In a report by Reuter dated September 18 and originating from Beirut, as retrieved from America Online, economist Marwan Iskandar suggested that the government sell off state land to help overcome the deficit. The key sentence was: "MILLIONS OF SQUARE METERS OF STATE LAND ALONG UNUSED COASTAL RAILWAY TRACKS COULD ALSO BE SOLD". (My emphasis) For copyright reasons, I chose not to include the whole article. It should be easily available from America Online for a few more days or from the Internet.
I am sorry to read that Marwan Iskandar is advocating the selling of land along railway tracks to reduce the deficit. The brief paragraph did not make it clear if the land to be sold was the narrow railroad right-if-way or if it included larger areas of land beyond, but "millions of square meters" would imply larger areas beyond the tracks. It also did not mention whether the sold land would continue to be used for rail service or if it would be developed for other uses, such as buildings. The fact that only "unused tracks" would be sold implies that the buyer could do anything with that land while the state would keep tracks being used.

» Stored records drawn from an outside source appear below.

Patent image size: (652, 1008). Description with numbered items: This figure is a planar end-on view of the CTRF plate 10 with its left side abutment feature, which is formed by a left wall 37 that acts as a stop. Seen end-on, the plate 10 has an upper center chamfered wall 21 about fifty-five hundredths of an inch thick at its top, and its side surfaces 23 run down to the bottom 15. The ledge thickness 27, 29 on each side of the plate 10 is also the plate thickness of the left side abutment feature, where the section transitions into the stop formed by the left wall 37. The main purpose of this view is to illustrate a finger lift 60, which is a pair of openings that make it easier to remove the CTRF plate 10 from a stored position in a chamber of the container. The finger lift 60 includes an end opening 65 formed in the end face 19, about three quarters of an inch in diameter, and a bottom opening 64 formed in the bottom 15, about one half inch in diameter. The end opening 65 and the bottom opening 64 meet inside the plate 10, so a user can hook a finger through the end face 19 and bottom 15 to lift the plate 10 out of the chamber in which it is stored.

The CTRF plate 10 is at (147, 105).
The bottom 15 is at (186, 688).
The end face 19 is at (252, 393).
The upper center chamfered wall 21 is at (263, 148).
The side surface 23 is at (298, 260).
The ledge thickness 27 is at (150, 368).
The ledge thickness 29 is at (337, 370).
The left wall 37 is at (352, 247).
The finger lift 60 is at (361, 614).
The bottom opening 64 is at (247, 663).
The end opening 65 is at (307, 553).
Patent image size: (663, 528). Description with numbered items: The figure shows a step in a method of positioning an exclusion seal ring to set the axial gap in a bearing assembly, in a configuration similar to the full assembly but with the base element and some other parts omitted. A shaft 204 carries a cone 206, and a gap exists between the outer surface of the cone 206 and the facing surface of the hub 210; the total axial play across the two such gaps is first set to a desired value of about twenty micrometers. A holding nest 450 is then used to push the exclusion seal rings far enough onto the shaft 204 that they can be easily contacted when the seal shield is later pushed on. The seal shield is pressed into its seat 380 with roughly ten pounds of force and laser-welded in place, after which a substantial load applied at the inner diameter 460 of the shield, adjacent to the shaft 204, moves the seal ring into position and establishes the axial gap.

There are two reasons why this would be an extremely short-sighted move:
1. Lebanon is already choking on car traffic, especially along the coast. Already, a large area of the coast's limited fertile land has been sacrificed for freeways. If Lebanon follows the trend of U.S. cities, theses freeways will soon be as crowded as the older roads that they replaced as people are encouraged to drive more. A much better solution would be to build a decent public transit system with passenger train service between Tyre, Beirut and Tripoli as its backbone. Such a railroad system could also be used for freight, removing many of those smelly, slow, dangerous trucks from the roads. The only way this can be done is to use the existing railroad right-of-way. Selling this artery would be a travesty. Many railroad right-of-ways in the U.S. have been sold, making people more dependent on cars and trucks in many parts of the country, with little hope of reversing the trend. Cars clog multi-lane freeways and huge trucks routinely crash, killing innocent people and blocking roads for hours. Lebanon should learn from the U.S.'s messy mistakes.
2. Lebanon's coast already has too much construction. Many beaches have been destroyed (as I mentioned in LebEnv #5). In many places, the views of the sea from the highway has been blocked by beach resorts, commercial buildings, apartments, factories etc. The presence of the railroad right-of-way (and surrounding state lands, if such is the case) ensures that some land will never be developed and will remain open space where spring wildflowers can grow and views of the coast are unblocked. Besides the obvious benefits to the Lebanese, rest assured that many tourists come to Lebanon for its beaches and scenic views, not to look at ugly buildings.
If anything, there already is too much private land in Lebanon, every square meter of which could theoretically be developed. The government should hold to whatever land it owns as a national treasure. It might be wise to trade land with the private sector so that the government can obtain ecologically sensitive lands in exchange for other lands that might be more suitable for development. BUT, it should not sell land outright. Selling off government land has been proposed many times in the USA, most recently by the present anti-environmental Congress, but such plans have been shot down by public outcry. The Lebanese should do the same.
Anyone who has access to Mr. Iskandar should contact him and make him aware of the problems associated with selling off government land in Lebanon.